Despite a rocky start by Wall Street standards, World Wrestling Entertainment (NYSE:WWE) turned a profit in the second quarter of 2015, just a year and a half into its new subscription business model. Not only did the company earn a profit for the second straight quarter, but WWE earned more from subscription income than it did in annual pay-per-view revenue in any calendar year through 2014. Pretty impressive.
WWE launched its new subscription site, the WWE Network, in February 2014, replacing its pay-per-view income with subscription dollars. Rather than paying $45 to $60 for a pay-per-view fight, subscribers could watch streaming video online 24/7 for just $9.99 a month.Prior to the most recent quarter ended June 30, WWE had been steadily adding subscribers, but scaring off investors. In March, we reported that the WWE Network had record views for Wrestlemania 31, the highest grossing live event in WWE’s history, and a 77% conversion rate from free viewers to paid ones. Shortly thereafter, however, WWE stock plummeted 15%.Since then, WWE has rebounded, turning a profit in the second quarter of 2015. Here’s a quick look at the highlights:
- Total subscribers increased to 1.2 million, a 75% increase from Q2 2014.
- Average paid subscribers increased 31% from Q1 2015.
- WWE Network has approximately 217,000 international subscribers.
- WWE had net income of $5.1 million, or $0.07 per share, compared to a net loss of $14.5, or $0.19 per share, in Q2 2014.
- WWE’s weekly TV audience includes 5 million unique viewers for shows like Tough Enough and Total Divas.
- WWE had more than 440 million video views on Facebook during Q2.
- WWE surpassed more than 500 million social media followers across all global platforms.
In a press release, WWE Chairman and CEO Vince McMahon, commented on the company’s position at the end of the second quarter.”The performance of WWE Network demonstrates our ability to transform our legacy pay-per-view business into a global subscription business with high growth potential. We have made meaningful progress executing our key strategic initiatives, including the achievement of significant international growth and increased engagement across our digital and social media platforms.”Chief Strategy and Financial Officer George Barrios added, “Our strong earnings growth was driven primarily by the expansion of WWE Network subscribers, the escalation of our television rights fees as well as strong sales of our franchise video game. The ramp-up of WWE Network subscribers, while exhibiting a seasonal pattern, continued to show strong year-over-year growth.
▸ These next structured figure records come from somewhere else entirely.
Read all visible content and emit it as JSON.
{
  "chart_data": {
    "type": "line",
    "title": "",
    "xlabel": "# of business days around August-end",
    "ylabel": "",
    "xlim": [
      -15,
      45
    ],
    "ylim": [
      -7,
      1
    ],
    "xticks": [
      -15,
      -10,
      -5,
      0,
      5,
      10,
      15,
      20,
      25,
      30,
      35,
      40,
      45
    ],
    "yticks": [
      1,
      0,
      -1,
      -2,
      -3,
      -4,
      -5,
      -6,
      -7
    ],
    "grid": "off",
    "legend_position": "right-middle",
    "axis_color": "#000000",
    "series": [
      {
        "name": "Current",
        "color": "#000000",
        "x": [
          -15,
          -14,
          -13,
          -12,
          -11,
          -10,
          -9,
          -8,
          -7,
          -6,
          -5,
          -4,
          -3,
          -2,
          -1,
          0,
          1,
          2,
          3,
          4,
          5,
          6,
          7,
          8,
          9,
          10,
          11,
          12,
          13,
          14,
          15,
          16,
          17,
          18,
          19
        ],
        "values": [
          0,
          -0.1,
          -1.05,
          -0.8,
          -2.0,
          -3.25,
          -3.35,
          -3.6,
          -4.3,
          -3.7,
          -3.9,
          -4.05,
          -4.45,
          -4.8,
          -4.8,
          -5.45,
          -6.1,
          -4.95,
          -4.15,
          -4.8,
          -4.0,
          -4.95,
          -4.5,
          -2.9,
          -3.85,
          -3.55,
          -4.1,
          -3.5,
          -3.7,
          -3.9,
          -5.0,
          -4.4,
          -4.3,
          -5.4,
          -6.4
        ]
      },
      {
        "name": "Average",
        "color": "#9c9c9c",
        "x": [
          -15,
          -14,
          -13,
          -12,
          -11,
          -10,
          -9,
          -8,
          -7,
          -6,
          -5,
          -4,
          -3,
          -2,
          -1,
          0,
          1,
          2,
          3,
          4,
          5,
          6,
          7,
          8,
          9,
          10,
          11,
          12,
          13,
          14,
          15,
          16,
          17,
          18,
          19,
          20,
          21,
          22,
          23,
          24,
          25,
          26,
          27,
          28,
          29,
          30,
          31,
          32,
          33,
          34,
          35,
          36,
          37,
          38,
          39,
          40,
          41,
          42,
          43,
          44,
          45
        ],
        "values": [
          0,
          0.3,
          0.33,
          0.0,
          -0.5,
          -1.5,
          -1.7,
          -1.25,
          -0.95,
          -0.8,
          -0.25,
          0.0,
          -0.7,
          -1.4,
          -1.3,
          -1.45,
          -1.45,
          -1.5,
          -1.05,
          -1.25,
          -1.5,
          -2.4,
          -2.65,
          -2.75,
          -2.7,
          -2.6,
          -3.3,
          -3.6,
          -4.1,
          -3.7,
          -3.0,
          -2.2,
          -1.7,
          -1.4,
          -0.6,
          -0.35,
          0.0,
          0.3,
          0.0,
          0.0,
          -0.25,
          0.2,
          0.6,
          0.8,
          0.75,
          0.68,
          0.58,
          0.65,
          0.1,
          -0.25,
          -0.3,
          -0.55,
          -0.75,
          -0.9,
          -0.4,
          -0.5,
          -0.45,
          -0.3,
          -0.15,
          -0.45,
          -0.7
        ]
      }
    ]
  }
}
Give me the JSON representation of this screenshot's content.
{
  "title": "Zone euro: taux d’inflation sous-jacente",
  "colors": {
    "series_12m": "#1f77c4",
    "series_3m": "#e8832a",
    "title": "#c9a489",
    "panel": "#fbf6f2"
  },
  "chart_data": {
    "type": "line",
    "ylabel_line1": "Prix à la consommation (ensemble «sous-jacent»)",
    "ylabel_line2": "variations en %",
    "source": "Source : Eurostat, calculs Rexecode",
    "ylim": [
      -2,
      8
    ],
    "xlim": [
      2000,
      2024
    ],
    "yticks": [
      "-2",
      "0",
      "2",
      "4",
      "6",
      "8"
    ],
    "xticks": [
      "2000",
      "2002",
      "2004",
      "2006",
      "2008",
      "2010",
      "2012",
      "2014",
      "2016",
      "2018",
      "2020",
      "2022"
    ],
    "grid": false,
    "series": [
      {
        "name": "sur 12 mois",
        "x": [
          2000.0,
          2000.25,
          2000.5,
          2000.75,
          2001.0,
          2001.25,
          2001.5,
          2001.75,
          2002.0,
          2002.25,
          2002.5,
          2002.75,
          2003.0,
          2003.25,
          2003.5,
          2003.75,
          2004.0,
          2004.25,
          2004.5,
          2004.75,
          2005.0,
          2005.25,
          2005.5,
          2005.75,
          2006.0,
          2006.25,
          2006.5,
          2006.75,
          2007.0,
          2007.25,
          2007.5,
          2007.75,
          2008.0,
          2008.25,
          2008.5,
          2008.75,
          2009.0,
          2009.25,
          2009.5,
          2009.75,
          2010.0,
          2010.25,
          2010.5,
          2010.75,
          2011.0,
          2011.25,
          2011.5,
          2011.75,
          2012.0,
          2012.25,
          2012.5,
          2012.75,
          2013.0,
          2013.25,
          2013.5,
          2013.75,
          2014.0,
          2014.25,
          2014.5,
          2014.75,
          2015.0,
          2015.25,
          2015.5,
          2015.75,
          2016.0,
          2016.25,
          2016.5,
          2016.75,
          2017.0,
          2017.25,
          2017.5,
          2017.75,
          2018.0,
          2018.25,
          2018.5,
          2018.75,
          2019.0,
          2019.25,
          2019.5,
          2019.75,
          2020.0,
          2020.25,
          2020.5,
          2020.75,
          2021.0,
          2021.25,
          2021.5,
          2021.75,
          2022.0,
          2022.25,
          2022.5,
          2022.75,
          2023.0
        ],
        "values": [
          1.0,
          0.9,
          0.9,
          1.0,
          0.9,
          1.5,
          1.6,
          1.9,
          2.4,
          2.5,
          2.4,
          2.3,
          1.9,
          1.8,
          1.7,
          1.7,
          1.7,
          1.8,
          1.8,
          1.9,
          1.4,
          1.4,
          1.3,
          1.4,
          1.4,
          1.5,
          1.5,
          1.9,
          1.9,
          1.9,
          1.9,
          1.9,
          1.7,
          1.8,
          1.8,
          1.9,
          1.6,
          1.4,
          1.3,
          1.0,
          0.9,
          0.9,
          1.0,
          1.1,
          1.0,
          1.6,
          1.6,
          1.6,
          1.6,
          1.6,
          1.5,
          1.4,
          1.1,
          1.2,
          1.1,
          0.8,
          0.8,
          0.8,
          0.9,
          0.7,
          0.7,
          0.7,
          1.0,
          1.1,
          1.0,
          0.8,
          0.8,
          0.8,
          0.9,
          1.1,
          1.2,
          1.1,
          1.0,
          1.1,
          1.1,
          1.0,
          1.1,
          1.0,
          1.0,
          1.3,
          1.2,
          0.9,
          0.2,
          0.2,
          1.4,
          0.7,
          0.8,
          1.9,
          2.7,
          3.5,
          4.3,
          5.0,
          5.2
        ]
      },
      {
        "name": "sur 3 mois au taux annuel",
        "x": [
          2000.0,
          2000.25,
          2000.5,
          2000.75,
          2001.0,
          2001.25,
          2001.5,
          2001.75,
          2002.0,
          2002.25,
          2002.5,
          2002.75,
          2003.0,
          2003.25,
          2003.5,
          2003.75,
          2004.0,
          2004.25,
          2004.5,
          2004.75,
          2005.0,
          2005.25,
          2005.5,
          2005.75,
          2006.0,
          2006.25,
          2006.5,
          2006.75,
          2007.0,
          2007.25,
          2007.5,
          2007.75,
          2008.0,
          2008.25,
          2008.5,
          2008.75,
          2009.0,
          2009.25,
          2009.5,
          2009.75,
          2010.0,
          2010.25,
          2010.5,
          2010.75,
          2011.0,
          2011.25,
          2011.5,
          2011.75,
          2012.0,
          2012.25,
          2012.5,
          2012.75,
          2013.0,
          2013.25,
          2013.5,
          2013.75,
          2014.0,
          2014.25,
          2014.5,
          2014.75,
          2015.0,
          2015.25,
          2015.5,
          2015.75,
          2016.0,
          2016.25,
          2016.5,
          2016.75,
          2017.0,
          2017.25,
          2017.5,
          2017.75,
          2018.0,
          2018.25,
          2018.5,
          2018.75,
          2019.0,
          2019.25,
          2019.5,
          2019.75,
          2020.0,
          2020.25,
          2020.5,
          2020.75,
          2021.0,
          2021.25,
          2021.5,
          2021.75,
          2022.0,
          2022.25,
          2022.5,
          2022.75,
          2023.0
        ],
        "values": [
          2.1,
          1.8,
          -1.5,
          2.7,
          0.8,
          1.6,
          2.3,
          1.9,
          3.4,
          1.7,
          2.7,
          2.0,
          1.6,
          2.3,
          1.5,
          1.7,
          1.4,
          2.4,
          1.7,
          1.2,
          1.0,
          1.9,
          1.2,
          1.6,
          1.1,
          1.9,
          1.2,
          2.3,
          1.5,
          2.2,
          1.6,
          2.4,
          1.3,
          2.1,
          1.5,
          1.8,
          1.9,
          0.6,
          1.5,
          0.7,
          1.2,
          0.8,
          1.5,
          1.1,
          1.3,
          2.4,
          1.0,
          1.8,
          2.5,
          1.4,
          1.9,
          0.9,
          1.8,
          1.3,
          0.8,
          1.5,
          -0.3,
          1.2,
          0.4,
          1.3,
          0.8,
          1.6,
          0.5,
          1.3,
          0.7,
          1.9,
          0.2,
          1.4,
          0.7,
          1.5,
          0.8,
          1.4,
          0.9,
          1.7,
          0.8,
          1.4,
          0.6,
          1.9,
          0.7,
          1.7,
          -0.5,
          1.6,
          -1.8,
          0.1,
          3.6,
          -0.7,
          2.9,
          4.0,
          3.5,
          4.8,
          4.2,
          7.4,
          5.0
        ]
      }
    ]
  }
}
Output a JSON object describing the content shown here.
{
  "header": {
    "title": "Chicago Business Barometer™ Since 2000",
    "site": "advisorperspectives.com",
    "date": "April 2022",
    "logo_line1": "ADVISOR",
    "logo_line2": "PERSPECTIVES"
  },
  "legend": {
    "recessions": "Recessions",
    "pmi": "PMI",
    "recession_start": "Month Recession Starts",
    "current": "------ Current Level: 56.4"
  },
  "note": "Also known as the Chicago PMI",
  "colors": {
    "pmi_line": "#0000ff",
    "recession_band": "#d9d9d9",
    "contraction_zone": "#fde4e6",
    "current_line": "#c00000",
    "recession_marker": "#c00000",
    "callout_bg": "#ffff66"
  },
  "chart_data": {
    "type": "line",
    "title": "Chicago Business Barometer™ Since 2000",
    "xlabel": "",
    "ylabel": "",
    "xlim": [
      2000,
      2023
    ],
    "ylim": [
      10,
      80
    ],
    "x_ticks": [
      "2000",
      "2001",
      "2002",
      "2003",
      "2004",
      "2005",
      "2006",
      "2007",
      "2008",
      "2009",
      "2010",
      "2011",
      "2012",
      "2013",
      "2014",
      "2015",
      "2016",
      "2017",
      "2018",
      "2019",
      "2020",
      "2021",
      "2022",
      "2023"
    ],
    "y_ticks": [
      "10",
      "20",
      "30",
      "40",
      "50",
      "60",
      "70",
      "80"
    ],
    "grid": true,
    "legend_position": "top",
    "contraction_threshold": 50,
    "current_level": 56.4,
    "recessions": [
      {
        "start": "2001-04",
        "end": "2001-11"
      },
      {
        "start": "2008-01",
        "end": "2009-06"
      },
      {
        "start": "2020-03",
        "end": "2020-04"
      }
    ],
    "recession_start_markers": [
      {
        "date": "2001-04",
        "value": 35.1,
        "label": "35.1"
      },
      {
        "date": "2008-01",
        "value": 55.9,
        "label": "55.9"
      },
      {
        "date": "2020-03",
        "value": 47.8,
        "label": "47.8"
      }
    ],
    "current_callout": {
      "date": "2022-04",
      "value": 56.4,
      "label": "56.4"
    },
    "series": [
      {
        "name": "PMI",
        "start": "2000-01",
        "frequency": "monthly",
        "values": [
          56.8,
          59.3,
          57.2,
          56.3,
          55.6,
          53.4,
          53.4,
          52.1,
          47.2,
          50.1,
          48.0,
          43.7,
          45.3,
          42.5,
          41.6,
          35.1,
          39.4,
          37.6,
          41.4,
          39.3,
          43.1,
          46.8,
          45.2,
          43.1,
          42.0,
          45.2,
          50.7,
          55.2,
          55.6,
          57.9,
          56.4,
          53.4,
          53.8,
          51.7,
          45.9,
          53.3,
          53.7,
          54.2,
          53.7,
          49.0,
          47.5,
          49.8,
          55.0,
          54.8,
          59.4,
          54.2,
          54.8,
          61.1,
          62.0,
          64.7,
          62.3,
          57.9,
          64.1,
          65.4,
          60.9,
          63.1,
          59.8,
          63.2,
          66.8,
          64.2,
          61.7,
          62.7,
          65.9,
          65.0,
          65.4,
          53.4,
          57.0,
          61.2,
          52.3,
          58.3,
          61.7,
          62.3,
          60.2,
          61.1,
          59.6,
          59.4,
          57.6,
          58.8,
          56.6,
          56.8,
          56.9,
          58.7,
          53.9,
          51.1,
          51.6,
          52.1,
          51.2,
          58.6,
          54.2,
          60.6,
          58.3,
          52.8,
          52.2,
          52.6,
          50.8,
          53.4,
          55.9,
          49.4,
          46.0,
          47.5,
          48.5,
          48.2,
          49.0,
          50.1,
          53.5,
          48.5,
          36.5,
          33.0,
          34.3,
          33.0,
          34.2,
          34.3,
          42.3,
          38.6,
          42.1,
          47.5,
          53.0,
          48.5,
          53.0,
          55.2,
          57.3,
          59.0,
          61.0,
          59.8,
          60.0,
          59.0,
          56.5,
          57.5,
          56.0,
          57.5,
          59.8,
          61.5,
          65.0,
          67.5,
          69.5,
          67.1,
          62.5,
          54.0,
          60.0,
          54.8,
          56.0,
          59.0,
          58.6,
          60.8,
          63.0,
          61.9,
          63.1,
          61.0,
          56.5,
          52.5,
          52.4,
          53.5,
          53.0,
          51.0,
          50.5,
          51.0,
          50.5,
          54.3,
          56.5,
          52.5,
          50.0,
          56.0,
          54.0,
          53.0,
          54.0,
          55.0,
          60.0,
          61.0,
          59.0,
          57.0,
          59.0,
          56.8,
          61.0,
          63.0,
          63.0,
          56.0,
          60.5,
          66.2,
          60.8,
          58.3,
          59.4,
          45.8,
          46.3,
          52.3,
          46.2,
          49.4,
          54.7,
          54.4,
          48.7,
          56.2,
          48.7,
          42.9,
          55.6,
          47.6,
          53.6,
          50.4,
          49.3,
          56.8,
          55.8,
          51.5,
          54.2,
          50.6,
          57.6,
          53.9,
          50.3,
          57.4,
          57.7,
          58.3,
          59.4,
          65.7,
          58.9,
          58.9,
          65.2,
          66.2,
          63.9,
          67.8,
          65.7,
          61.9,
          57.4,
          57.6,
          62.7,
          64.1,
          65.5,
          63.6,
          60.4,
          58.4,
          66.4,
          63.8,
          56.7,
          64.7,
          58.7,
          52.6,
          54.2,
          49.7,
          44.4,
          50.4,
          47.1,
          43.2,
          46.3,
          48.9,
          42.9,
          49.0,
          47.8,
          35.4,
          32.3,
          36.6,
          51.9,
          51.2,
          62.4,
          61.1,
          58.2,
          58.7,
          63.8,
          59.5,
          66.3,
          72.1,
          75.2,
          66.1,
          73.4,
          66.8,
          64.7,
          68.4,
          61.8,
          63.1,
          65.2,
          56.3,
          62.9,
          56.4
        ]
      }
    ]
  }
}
Our success in developing WWE Network, maximizing our television rights fees and driving revenue growth from our global markets reinforces our long-term potential.”Insider Take:What can we say? The numbers don’t lie. WWE seems to have pulled it off. Despite a rocky start by Wall Street standards, WWE found a way to provide unique, 24/7 programming to an eager audience, successfully replacing its pay-per-view income with subscription revenue.Why has it been so successful? There are a lot of factors that play into this, but much of it is that WWE knows its audience well. WWE has provided original programming that can’t be seen elsewhere, it has expanded globally, and when subscriber growth was slower than desired, it offered free months of shows several times to entice viewers to give the WWE Network a try. It paid attention to its viewers and subscribers, and it adapted quickly.Despite its faux fights and curious entertainment value, WWE is a very serious company with some serious business skills.